Both activities rely on basic telephone service and Internet
access and use an Intranet site created, designed, and currently
maintained by Afrique Initiatives. Back-end database services
are also provided by Afrique Initiatives.
DEVELOPMENT BENEFIT
Pésinet’s goal is to provide preventative healthcare
to low-income children in the target age group, reaching the
greatest number possible during the critical period of childhood
development. The service, although growing, now reaches about
8% of below-five year-old children in the Saint Louis region.

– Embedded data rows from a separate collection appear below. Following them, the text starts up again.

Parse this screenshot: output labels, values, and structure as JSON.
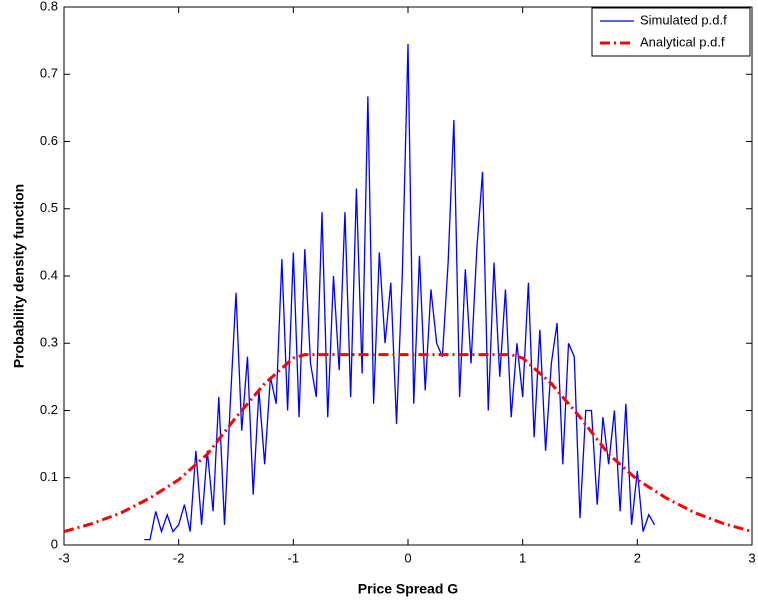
{
  "chart_data": {
    "type": "line",
    "xlabel": "Price Spread G",
    "ylabel": "Probability density function",
    "xlim": [
      -3,
      3
    ],
    "ylim": [
      0,
      0.8
    ],
    "xticks": [
      -3,
      -2,
      -1,
      0,
      1,
      2,
      3
    ],
    "yticks": [
      0,
      0.1,
      0.2,
      0.3,
      0.4,
      0.5,
      0.6,
      0.7,
      0.8
    ],
    "legend": "upper-right",
    "series": [
      {
        "name": "Simulated p.d.f",
        "color": "#0000ff",
        "style": "solid",
        "x": [
          -2.3,
          -2.25,
          -2.2,
          -2.15,
          -2.1,
          -2.05,
          -2.0,
          -1.95,
          -1.9,
          -1.85,
          -1.8,
          -1.75,
          -1.7,
          -1.65,
          -1.6,
          -1.55,
          -1.5,
          -1.45,
          -1.4,
          -1.35,
          -1.3,
          -1.25,
          -1.2,
          -1.15,
          -1.1,
          -1.05,
          -1.0,
          -0.95,
          -0.9,
          -0.85,
          -0.8,
          -0.75,
          -0.7,
          -0.65,
          -0.6,
          -0.55,
          -0.5,
          -0.45,
          -0.4,
          -0.35,
          -0.3,
          -0.25,
          -0.2,
          -0.15,
          -0.1,
          -0.05,
          0.0,
          0.05,
          0.1,
          0.15,
          0.2,
          0.25,
          0.3,
          0.35,
          0.4,
          0.45,
          0.5,
          0.55,
          0.6,
          0.65,
          0.7,
          0.75,
          0.8,
          0.85,
          0.9,
          0.95,
          1.0,
          1.05,
          1.1,
          1.15,
          1.2,
          1.25,
          1.3,
          1.35,
          1.4,
          1.45,
          1.5,
          1.55,
          1.6,
          1.65,
          1.7,
          1.75,
          1.8,
          1.85,
          1.9,
          1.95,
          2.0,
          2.05,
          2.1,
          2.15
        ],
        "values": [
          0.008,
          0.008,
          0.05,
          0.02,
          0.045,
          0.02,
          0.03,
          0.06,
          0.02,
          0.14,
          0.03,
          0.14,
          0.05,
          0.22,
          0.03,
          0.21,
          0.375,
          0.17,
          0.28,
          0.075,
          0.23,
          0.12,
          0.25,
          0.21,
          0.425,
          0.2,
          0.435,
          0.19,
          0.44,
          0.27,
          0.22,
          0.495,
          0.19,
          0.4,
          0.26,
          0.495,
          0.22,
          0.53,
          0.255,
          0.667,
          0.21,
          0.435,
          0.3,
          0.39,
          0.18,
          0.4,
          0.745,
          0.21,
          0.43,
          0.23,
          0.38,
          0.3,
          0.28,
          0.42,
          0.632,
          0.22,
          0.41,
          0.27,
          0.44,
          0.555,
          0.2,
          0.42,
          0.25,
          0.38,
          0.19,
          0.3,
          0.22,
          0.39,
          0.16,
          0.32,
          0.14,
          0.27,
          0.33,
          0.12,
          0.3,
          0.28,
          0.04,
          0.2,
          0.2,
          0.06,
          0.19,
          0.12,
          0.2,
          0.05,
          0.21,
          0.03,
          0.11,
          0.02,
          0.045,
          0.03
        ]
      },
      {
        "name": "Analytical p.d.f",
        "color": "#ff0000",
        "style": "dashdot",
        "x": [
          -3,
          -2.75,
          -2.5,
          -2.25,
          -2,
          -1.75,
          -1.5,
          -1.25,
          -1,
          -0.9,
          -0.5,
          0,
          0.5,
          0.9,
          1,
          1.25,
          1.5,
          1.75,
          2,
          2.25,
          2.5,
          2.75,
          3
        ],
        "values": [
          0.02,
          0.032,
          0.048,
          0.07,
          0.097,
          0.135,
          0.19,
          0.24,
          0.278,
          0.283,
          0.283,
          0.283,
          0.283,
          0.283,
          0.278,
          0.24,
          0.19,
          0.135,
          0.097,
          0.07,
          0.048,
          0.032,
          0.02
        ]
      }
    ]
  }
}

While tracking weight changes is a very basic healthcare service,
it seems to be effective at identifying a number of illnesses,
from malnutrition to malaria, and enabling timely medical
intervention. Each month, approximately 20% of the children
tracked in the first third of 2003 required consultations
with doctors. Pésinet’s weighing agents provide
a thorough service to the communities they cover, helping
to educate families on the benefits of prevention and motivating
mothers to seek medical care when a child looks ill. Moreover,
the service’s focus on prevention may prove to be a
very cost-effective approach for improving public health.

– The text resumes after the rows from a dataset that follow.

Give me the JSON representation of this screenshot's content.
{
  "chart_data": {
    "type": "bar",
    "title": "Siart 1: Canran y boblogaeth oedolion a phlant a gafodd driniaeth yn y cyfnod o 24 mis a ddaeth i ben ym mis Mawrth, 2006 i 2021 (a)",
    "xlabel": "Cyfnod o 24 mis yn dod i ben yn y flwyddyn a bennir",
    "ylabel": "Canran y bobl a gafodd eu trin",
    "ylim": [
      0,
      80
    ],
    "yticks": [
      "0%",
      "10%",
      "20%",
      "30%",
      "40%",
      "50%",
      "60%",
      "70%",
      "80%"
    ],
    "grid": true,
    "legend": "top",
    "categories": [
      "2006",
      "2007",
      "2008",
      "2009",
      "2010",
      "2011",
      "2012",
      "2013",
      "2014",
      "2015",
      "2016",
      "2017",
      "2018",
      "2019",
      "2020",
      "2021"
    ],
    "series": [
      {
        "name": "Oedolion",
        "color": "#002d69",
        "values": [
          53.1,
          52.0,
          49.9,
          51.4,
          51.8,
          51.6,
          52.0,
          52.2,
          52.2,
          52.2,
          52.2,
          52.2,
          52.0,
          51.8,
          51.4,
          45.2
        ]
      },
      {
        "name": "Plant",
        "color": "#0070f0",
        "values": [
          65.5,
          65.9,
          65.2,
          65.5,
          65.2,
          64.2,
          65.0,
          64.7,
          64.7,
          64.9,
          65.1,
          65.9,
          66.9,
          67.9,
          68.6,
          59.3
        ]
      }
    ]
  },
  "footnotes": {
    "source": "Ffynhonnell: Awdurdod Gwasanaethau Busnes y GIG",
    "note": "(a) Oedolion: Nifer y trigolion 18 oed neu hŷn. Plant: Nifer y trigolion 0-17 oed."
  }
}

Many of Saint Louis Net’s proposed products might tangibly
benefit the community, but it is not yet possible to evaluate
their viability or impact.
KEY LESSONS
Pésinet’s model appears to be successful, but
it is a non-profit enterprise that will require continued
support, as it is not intended to be self-sustainable. Saint
Louis Net and some of its proposed services or products could
become sustainable, but it is not yet successfully delivering
social benefits and faces a number of business challenges,
including the difficulties of managing a joint venture when
the operating partner has other, potentially distracting,
business activities. For the two organizations to share IT
infrastructure is a novel and possibly useful approach, but
may only be viable when that infrastructure is provided by
a third party, such as Afrique Initiatives in this case. The
results in Senegal so far also reflect the difficulty of starting
a successful enterprise when the initiative comes from an
external source, rather than from local entrepreneurs.